TIGIT and PD-L1 co-blockade promotes clonal expansion of multipotent, non-exhausted antitumor T cells by facilitating co-stimulation

Blockade of the immune checkpoints PD-1 and TIGIT has demonstrated activity in mouse tumor models and human patients with cancer. Although these coinhibitory receptors can restrict signaling in CD8+ T cells by regulating their associated co-stimulatory receptors CD28 and CD226, the functional consequences of combining PD-1 and TIGIT blockade remain poorly characterized. In mouse tumor models, we show that combination blockade elicited CD226-driven clonal expansion of tumor antigen-specific CD8+ T cells. The expanded clones emerged from a population of stem-like cells in draining lymph nodes, entering the blood as a previously unidentified single-phenotype, multiclonal population.

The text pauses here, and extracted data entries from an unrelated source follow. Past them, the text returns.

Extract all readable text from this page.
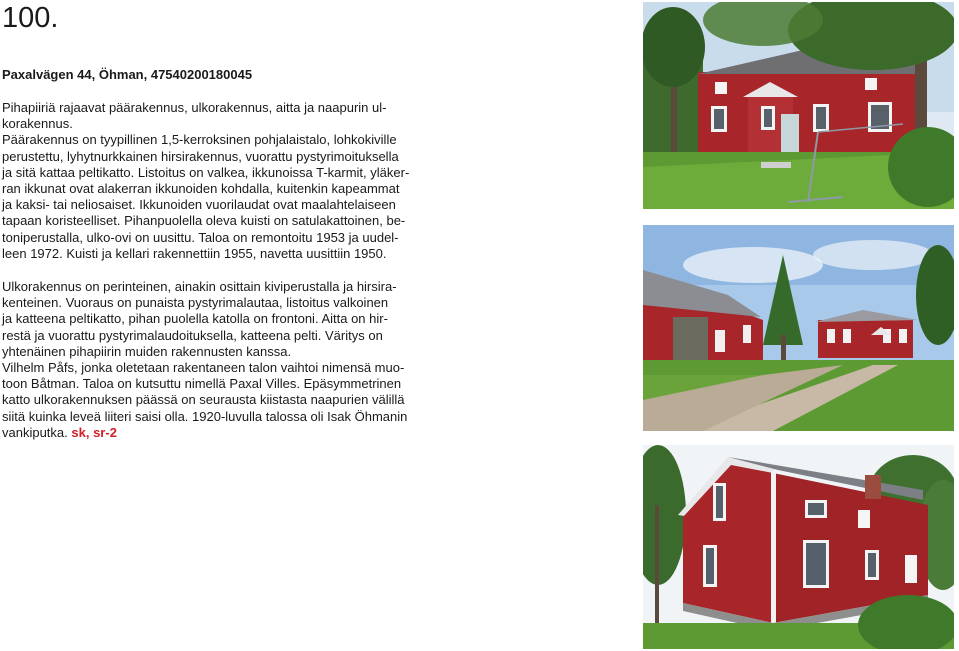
100.
Paxalvägen 44, Öhman, 47540200180045

Pihapiiriä rajaavat päärakennus, ulkorakennus, aitta ja naapurin ul-

korakennus.

Päärakennus on tyypillinen 1,5-kerroksinen pohjalaistalo, lohkokiville

perustettu, lyhytnurkkainen hirsirakennus, vuorattu pystyrimoituksella

ja sitä kattaa peltikatto. Listoitus on valkea, ikkunoissa T-karmit, yläker-

ran ikkunat ovat alakerran ikkunoiden kohdalla, kuitenkin kapeammat

ja kaksi- tai neliosaiset. Ikkunoiden vuorilaudat ovat maalahtelaiseen

tapaan koristeelliset. Pihanpuolella oleva kuisti on satulakattoinen, be-

toniperustalla, ulko-ovi on uusittu. Taloa on remontoitu 1953 ja uudel-

leen 1972. Kuisti ja kellari rakennettiin 1955, navetta uusittiin 1950.

Ulkorakennus on perinteinen, ainakin osittain kiviperustalla ja hirsira-

kenteinen. Vuoraus on punaista pystyrimalautaa, listoitus valkoinen

ja katteena peltikatto, pihan puolella katolla on frontoni. Aitta on hir-

restä ja vuorattu pystyrimalaudoituksella, katteena pelti. Väritys on

yhtenäinen pihapiirin muiden rakennusten kanssa.

Vilhelm Påfs, jonka oletetaan rakentaneen talon vaihtoi nimensä muo-

toon Båtman. Taloa on kutsuttu nimellä Paxal Villes. Epäsymmetrinen

katto ulkorakennuksen päässä on seurausta kiistasta naapurien välillä

siitä kuinka leveä liiteri saisi olla. 1920-luvulla talossa oli Isak Öhmanin

vankiputka. sk, sr-2
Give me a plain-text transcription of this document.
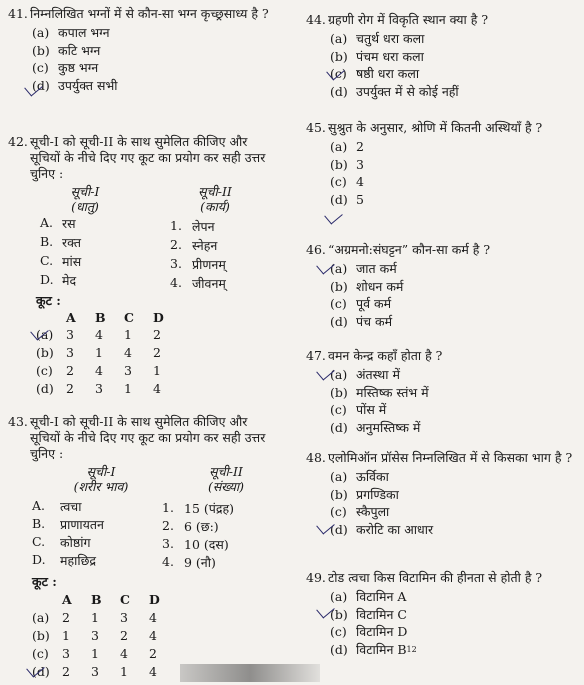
41. निम्नलिखित भग्नों में से कौन-सा भग्न कृच्छ्रसाध्य है ?
(a) कपाल भग्न
(b) कटि भग्न
(c) कुष्ठ भग्न
(d) उपर्युक्त सभी
42. सूची-I को सूची-II के साथ सुमेलित कीजिए और सूचियों के नीचे दिए गए कूट का प्रयोग कर सही उत्तर चुनिए :
सूची-I
(धातु)
सूची-II
(कार्य)
A. रस
B. रक्त
C. मांस
D. मेद
1. लेपन
2. स्नेहन
3. प्रीणनम्
4. जीवनम्
कूट :
A	B	C	D
(a)	3	4	1	2
(b) 3	1	4	2
(c)	2	4	3	1
(d) 2	3	1	4
43. सूची-I को सूची-II के साथ सुमेलित कीजिए और सूचियों के नीचे दिए गए कूट का प्रयोग कर सही उत्तर चुनिए :
सूची-I
(शरीर भाव)
सूची-II
(संख्या)
A.	त्वचा
B.	प्राणायतन
C.	कोष्ठांग
D.	महाछिद्र
1. 15 (पंद्रह)
2. 6 (छ:)
3. 10 (दस)
4. 9 (नौ)
कूट :
A	B	C	D
(a)	2	1	3	4
(b) 1	3	2	4
(c)	3	1	4	2
(d) 2	3	1	4
44. ग्रहणी रोग में विकृति स्थान क्या है ?
(a) चतुर्थ धरा कला
(b) पंचम धरा कला
(c) षष्ठी धरा कला
(d) उपर्युक्त में से कोई नहीं
45. सुश्रुत के अनुसार, श्रोणि में कितनी अस्थियाँ है ?
(a) 2
(b) 3
(c) 4
(d) 5
46. “अग्रमनो:संघट्टन” कौन-सा कर्म है ?
(a) जात कर्म
(b) शोधन कर्म
(c) पूर्व कर्म
(d) पंच कर्म
47. वमन केन्द्र कहाँ होता है ?
(a) अंतस्था में
(b) मस्तिष्क स्तंभ में
(c) पोंस में
(d) अनुमस्तिष्क में
48. एलोमिऑन प्रॉसेस निम्नलिखित में से किसका भाग है ?
(a) ऊर्विका
(b) प्रगण्डिका
(c) स्कैपुला
(d) करोटि का आधार
49. टोड त्वचा किस विटामिन की हीनता से होती है ?
(a) विटामिन A
(b) विटामिन C
(c) विटामिन D
(d) विटामिन B 12
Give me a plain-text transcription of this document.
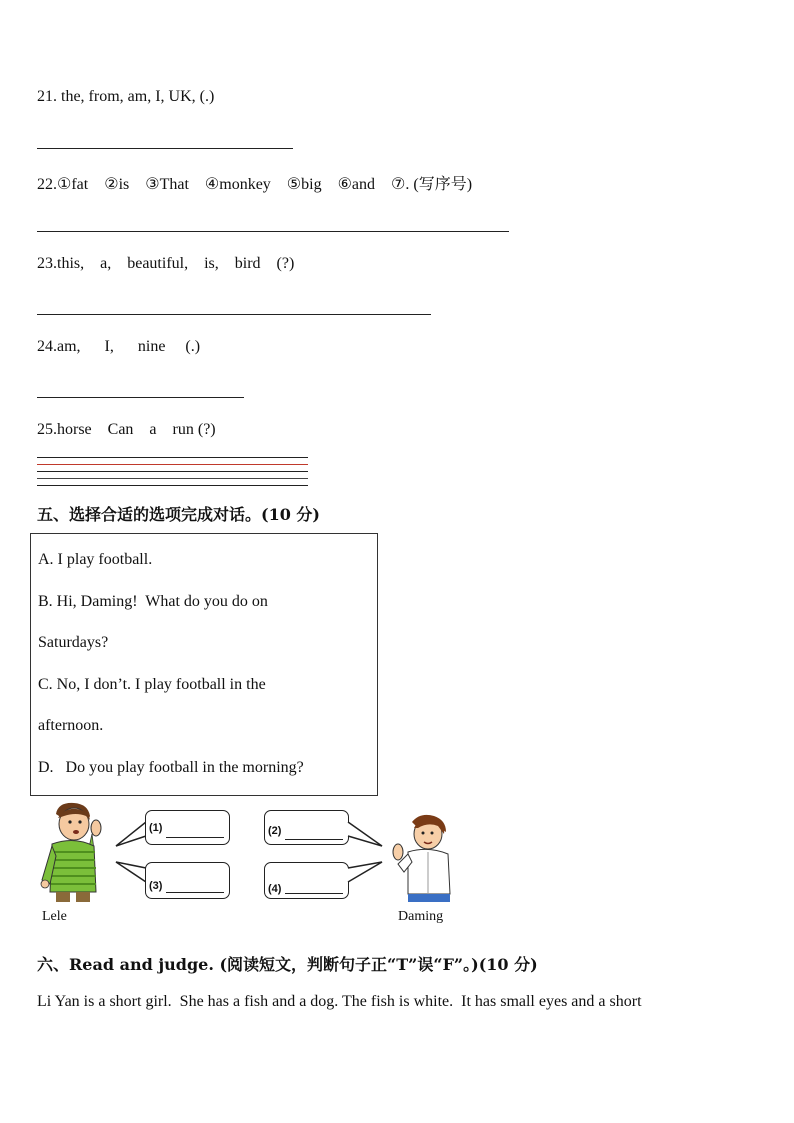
21. the, from, am, I, UK, (.)
22.①fat    ②is    ③That    ④monkey    ⑤big    ⑥and    ⑦. (写序号)
23.this,    a,    beautiful,    is,    bird    (?)
24.am,      I,      nine     (.)
25.horse    Can    a    run (?)
五、选择合适的选项完成对话。(10 分)
A. I play football.
B. Hi, Daming!  What do you do on
Saturdays?
C. No, I don’t. I play football in the
afternoon.
D.   Do you play football in the morning?
Lele
(1)
(3)
(2)
(4)
Daming
六、Read and judge. (阅读短文，判断句子正“T”误“F”。)(10 分)
Li Yan is a short girl.  She has a fish and a dog. The fish is white.  It has small eyes and a short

Upon reaching the tumor, these transiting cells expanded further and differentiated into effector or exhausted T cells, with combination blockade restricting entry into the exhaustion pathway by favoring co-stimulation. Thus, PD-1 and TIGIT inhibition helps shape the repertoire of tumor-reactive CD8+ T cells in draining lymph nodes and determines their immunological fate in the tumor to enhance therapeutic benefit. Analysis of clinical trial samples suggests a similar mechanism may also occur in patients with cancer. Overall design: Single-cell RNA-seq, TCR-seq, ADT-seq, and CITE-seq were performed on the tumor, blood, and draining lymph node samples from 31 mice exposed to five different treatment regimens: control anti-gp120, anti-PD-L1, anti-TIGIT, combination, and combination plus FTY720, which blocks egress of T cells from lymphoid tissue.